Many want to wipe away
all vestiges of the Confederacy
In the wake of racially motivated shootings at an historic black church in Charleston, S.C., that killed nine members of the congregation — and hot on the heels of several, questionable, police-involved shootings around the nation from which unarmed black men lost their lives — there is a movement afoot, locally, to erase all vestiges of the Confederacy from Stone Mountain and its surrounding park, one of the biggest tourist attractions in Georgia.
There is a petition currently circulating on the internet asking that supporters sign on, in an effort to get the powerful Coca-Cola Company to “drop its sponsorship of Stone Mountain” and “Stop Bankrolling White Supremacy.”
The appeal also states: “On the evening of November 25, 1915, a group of men clad in robes and hoods ascended to the top of Stone Mountain, the largest mass of exposed granite in the world, 15 miles east of Atlanta, Georgia. Once on top, the men ignited a flaming cross, signalling the second coming of the Ku Klux Klan, which had been dormant for 40 years. The events of that night set decades of white supremacist violence and terror by the KKK in motion, with Stone Mountain at the center.
“One hundred years later, and the mountain has been transformed into Stone Mountain Park, Georgia’s number one tourist attraction. The park — which draws an estimated 4 million visitors per year, and includes Coca-Cola as one of it’s biggest corporate sponsors — features several confederate memorials, including a reconstructed Antebellum Plantation, a ‘Confederate Hall,’ and a Civil War Museum. The most famous and prominent attraction, however, is the face of the mountain itself, which is carved with the image of Confederate Generals Robert E. Lee and Stonewall Jackson, and Confederate President Jefferson Davis riding on horseback.

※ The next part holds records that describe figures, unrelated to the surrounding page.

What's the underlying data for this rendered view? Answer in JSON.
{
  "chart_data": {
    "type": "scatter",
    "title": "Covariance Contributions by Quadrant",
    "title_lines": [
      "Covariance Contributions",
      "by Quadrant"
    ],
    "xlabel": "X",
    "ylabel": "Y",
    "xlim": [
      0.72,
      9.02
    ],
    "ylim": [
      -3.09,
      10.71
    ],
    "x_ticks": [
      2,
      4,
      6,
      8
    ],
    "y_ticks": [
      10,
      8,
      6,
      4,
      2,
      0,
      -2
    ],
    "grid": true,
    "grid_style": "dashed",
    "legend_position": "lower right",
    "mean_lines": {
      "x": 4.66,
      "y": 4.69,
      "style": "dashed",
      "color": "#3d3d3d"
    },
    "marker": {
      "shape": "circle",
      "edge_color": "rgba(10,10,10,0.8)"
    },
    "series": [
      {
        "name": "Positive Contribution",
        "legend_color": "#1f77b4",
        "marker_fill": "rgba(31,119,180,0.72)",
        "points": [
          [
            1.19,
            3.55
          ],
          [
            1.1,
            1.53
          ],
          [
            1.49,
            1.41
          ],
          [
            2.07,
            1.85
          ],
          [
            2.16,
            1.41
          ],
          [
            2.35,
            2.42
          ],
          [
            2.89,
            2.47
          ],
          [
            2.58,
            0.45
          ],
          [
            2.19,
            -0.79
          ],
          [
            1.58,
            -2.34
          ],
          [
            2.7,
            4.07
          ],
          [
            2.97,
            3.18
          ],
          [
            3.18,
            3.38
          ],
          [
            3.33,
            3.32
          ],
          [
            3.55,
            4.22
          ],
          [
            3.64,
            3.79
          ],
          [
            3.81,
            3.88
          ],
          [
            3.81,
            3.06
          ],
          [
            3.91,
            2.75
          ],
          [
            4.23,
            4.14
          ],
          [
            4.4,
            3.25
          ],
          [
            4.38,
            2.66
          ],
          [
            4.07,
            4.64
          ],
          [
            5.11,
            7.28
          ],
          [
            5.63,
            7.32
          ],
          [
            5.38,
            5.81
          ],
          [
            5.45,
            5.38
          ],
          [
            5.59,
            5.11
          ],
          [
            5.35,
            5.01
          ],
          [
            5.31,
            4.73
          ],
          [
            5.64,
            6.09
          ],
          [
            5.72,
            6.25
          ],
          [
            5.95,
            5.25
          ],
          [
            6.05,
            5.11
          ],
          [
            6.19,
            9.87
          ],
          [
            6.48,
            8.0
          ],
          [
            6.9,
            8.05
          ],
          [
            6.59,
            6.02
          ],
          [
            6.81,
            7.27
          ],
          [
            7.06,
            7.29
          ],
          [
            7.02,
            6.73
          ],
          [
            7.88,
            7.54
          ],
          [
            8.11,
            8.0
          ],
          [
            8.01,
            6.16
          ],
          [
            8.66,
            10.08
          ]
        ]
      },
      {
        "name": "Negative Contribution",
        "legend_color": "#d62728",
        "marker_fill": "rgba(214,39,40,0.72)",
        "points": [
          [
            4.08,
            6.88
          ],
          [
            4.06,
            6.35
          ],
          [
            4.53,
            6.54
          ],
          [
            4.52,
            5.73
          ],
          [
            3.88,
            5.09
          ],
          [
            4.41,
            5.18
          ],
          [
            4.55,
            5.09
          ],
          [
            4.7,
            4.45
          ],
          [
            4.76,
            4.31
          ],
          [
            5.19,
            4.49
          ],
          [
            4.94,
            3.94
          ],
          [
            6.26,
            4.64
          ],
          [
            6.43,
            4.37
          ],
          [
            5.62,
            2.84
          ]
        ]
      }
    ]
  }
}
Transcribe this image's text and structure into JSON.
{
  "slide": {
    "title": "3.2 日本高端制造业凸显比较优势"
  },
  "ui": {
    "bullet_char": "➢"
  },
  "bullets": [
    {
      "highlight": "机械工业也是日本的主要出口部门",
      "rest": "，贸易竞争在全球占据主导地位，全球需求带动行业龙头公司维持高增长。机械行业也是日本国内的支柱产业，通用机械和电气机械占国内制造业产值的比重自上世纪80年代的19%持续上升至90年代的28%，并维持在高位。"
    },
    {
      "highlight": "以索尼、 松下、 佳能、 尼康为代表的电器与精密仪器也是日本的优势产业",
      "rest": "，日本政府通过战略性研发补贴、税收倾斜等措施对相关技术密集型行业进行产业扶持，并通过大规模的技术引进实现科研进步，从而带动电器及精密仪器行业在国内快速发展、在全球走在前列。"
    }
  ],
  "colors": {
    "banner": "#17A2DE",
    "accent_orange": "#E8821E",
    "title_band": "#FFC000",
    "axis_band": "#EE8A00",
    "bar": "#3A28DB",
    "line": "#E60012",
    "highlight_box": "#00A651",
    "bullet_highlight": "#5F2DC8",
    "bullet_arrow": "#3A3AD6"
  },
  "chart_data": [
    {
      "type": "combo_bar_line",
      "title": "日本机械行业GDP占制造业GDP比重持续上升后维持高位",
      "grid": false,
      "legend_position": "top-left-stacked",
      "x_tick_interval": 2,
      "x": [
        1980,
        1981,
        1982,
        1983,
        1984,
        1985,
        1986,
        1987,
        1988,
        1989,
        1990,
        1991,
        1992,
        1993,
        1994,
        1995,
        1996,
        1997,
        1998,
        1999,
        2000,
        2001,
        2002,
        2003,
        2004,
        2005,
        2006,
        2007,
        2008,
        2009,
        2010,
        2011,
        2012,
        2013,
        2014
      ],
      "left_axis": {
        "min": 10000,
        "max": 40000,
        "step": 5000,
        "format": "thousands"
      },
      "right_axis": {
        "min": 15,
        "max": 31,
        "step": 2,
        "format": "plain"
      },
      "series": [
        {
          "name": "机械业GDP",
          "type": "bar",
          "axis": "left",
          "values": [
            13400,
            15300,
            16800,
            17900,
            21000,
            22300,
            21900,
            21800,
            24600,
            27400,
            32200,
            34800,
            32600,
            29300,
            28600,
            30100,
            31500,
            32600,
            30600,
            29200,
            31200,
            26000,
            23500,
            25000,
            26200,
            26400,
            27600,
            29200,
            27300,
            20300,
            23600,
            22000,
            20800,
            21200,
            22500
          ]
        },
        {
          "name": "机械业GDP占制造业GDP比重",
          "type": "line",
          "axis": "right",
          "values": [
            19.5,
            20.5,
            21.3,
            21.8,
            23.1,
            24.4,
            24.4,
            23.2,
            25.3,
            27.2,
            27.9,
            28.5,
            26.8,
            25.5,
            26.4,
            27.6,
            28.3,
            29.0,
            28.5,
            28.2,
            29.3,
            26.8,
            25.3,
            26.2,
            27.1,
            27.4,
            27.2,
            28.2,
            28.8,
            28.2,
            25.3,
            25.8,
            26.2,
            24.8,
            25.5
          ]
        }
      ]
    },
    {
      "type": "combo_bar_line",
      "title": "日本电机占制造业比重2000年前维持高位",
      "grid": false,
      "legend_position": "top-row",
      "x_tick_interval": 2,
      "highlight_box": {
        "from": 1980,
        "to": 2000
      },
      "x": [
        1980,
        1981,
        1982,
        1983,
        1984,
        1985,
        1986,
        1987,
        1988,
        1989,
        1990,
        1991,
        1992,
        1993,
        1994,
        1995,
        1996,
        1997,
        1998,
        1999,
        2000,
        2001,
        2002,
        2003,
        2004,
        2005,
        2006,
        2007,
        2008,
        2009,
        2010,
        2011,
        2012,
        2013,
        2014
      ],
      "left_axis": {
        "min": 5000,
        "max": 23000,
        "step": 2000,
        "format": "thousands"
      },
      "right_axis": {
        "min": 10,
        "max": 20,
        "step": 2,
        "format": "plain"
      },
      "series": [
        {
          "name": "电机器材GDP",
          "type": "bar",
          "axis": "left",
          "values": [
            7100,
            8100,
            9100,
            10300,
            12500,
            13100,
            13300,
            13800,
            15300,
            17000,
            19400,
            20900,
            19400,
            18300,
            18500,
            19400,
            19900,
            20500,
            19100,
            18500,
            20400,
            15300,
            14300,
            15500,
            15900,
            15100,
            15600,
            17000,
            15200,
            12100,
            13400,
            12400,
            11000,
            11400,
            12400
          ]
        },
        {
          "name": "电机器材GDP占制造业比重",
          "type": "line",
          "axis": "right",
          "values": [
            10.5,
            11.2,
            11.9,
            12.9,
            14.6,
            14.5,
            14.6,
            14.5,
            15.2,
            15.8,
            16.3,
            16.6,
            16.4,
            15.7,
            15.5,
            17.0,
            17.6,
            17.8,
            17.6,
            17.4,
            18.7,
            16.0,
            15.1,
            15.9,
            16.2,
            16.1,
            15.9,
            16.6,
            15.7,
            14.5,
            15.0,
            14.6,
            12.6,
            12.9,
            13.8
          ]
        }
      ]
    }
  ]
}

“Work on the carving began in 1916, but was delayed for decades until the 1950s when the Civil Rights Movement gained momentum. Segregationists in Georgia hoped the monument would serve as a reminder of White Supremacy, and in 1958 the state of Georgia purchased the mountain for $2 million, paving the way for the sculpture’s completion. It remains there today as a reminder of our state’s brutal history.
” The recent spotlight on Confederate symbols across the south, combined with the growing backlash against the Movement for Black Lives, has made it clear that there is no place for symbols of hate and division on state property. By investing millions of dollars into the park through sponsorships, Coca- Cola is condoning the racism and hatred that these symbols represent to so many people.”
Several members of the community — from those on the local Hip-Hop scene, to Atlanta politicians such as Mayor Kasim Reed and City Councilman Michael Julian Bond, have called for changes to the face of the mountain. The changes range from erasing the current sculpture, to adding images of Atlanta Hip Hop duo, Outkast (and a souped-up Cadillac,) or the likenesses of former president, Jimmy Cater, and slain civil rights leader, Martin Luther King. Jr.
On the surface — aside from the inclusion of Outkast and the tricked-out Caddy — these changes might seem like the right thing to do. After all, as the seemingly popular sentiment goes, why should we, black folks and members of other minority groups, continue to be affronted/assaulted by these obvious symbols of a past that held mostly tyranny and oppression for us? Why shouldn’t we wipe the slate clean?
Why not? Because we can’t. We can’t change history, we can’t change the past. It is what it is, and it has helped make us — all of us — what we are today. Trying to erase it visually, so we don’t see it, is shortsighted. As painful as it might have been for many of us, it happened. But we are able to debate its affects today, and how we should deal with it going forward, because we have overcome it.
It can only hurt us if we continue to allow it to imprison us, continue to let it define us as victims of the intentions of those who meant us harm. But those intentions that once held the power to kill or imprison or beat or legally rape us, have been reduced to mere symbols. Symbols that we should keep around — in their proper places — so that we, and those who wished us harm, can never forget what happened. That’s one reason why there are Holocaust museums and solemn observances.
Remember the old saw: Those who do not remember their history are doomed to repeat it?
Stone Mountain Park — by Georgia law — is a living memorial to the Confederacy and the Confederate dead. A museum.
A museum is where such symbols should be. Not flying atop the State Capitol or in front of any official government building.
There may be some who look to the mountain and its carvings and long for a return to an era when their forefathers believed that white was right, and white supremacy would rule forever. But — I believe — there are many Georgians and others who enjoy the park and see the mountain and its carvings as mere symbols, a measure of just how much we’ve overcome, how far we’ve advanced, and as encouragement that we can keep on overcoming.
And remember, the boys astride those mighty steeds didn’t win.